Here, according to Overstock‘s submission, users of the Overstock website “accept” the Terms and Conditions merely by using the website. This assertion alone does not support a finding that a binding agreement existed, however, because Overstock did not allege any facts tending to show that a user would have had actual or constructive knowledge of the Terms and Conditions. We therefore conclude that Overstock‘s motion failed to carry Overstock‘s initial burden to demonstrate the existence of an arbitration agreement, and the district court correctly denied the motion.

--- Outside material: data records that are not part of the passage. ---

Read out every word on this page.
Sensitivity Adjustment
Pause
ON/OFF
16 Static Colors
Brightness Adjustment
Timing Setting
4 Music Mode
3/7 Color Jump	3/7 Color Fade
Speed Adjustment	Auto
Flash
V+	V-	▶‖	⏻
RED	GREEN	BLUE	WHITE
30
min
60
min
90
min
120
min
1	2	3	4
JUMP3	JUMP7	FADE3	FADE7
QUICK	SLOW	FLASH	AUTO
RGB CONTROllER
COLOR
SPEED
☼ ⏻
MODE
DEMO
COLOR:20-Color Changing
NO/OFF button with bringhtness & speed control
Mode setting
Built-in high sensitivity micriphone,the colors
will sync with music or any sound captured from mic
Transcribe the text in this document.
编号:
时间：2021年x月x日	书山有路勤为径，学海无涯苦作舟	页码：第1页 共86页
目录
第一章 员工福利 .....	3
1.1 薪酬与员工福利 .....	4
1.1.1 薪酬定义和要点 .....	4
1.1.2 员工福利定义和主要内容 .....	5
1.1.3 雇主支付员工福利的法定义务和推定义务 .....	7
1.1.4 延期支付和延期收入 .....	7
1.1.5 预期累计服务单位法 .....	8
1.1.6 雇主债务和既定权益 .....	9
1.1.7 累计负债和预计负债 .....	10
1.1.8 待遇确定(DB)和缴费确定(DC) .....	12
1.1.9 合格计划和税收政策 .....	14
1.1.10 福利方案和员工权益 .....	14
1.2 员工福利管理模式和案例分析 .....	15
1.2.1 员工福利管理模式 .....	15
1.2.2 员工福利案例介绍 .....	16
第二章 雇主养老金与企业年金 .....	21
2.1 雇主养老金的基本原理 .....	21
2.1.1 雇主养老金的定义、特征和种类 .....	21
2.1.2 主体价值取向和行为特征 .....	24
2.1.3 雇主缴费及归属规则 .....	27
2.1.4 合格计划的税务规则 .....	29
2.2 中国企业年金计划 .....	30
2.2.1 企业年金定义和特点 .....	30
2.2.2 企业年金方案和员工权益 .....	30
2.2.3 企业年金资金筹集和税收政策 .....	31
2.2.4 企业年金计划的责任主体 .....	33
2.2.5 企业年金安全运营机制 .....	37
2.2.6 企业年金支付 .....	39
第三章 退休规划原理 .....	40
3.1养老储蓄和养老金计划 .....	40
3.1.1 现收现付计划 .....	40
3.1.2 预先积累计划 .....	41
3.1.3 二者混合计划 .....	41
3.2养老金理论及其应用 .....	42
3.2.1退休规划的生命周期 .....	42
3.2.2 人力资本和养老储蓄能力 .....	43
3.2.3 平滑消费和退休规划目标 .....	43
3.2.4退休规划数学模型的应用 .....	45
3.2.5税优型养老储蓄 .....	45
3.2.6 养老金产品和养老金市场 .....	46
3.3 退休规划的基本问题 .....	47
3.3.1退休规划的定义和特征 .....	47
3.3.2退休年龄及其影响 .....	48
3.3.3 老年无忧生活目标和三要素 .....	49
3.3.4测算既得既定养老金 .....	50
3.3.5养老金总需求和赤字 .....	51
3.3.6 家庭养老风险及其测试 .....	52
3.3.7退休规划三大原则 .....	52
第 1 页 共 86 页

We recognize that Overstock attempted to put forward additional evidence that Hines had notice of the Terms and Conditions of the Overstock website in its motion for reconsideration. The district court denied the motion because Overstock could have introduced this evidence in its initial motion but did not. Overstock makes no argument here to suggest that this decision was an abuse of discretion, see RJE Corp. v. Northville Indus. Corp., 329 F.3d 310, 316 (2d Cir. 2003) (per curiam), and we see none. See Virgin Atl. Airways, Ltd. v. Nat‘l Mediation Bd., 956 F.2d 1245, 1255 (2d Cir. 1992) (reconsideration is appropriate if there is “an intervening change of controlling law,” if “new evidence” becomes available, or if there is a “need to correct a clear error or prevent manifest injustice.” (internal quotation marks omitted)).
We have considered Overstock‘s remaining arguments on appeal and conclude that they are without merit. For the foregoing reasons, the judgment of the district court is AFFIRMED. Appellee‘s motion to strike portions of the Appellant‘s brief and appendix is DENIED AS MOOT. Appellee‘s motion for sanctions is DENIED.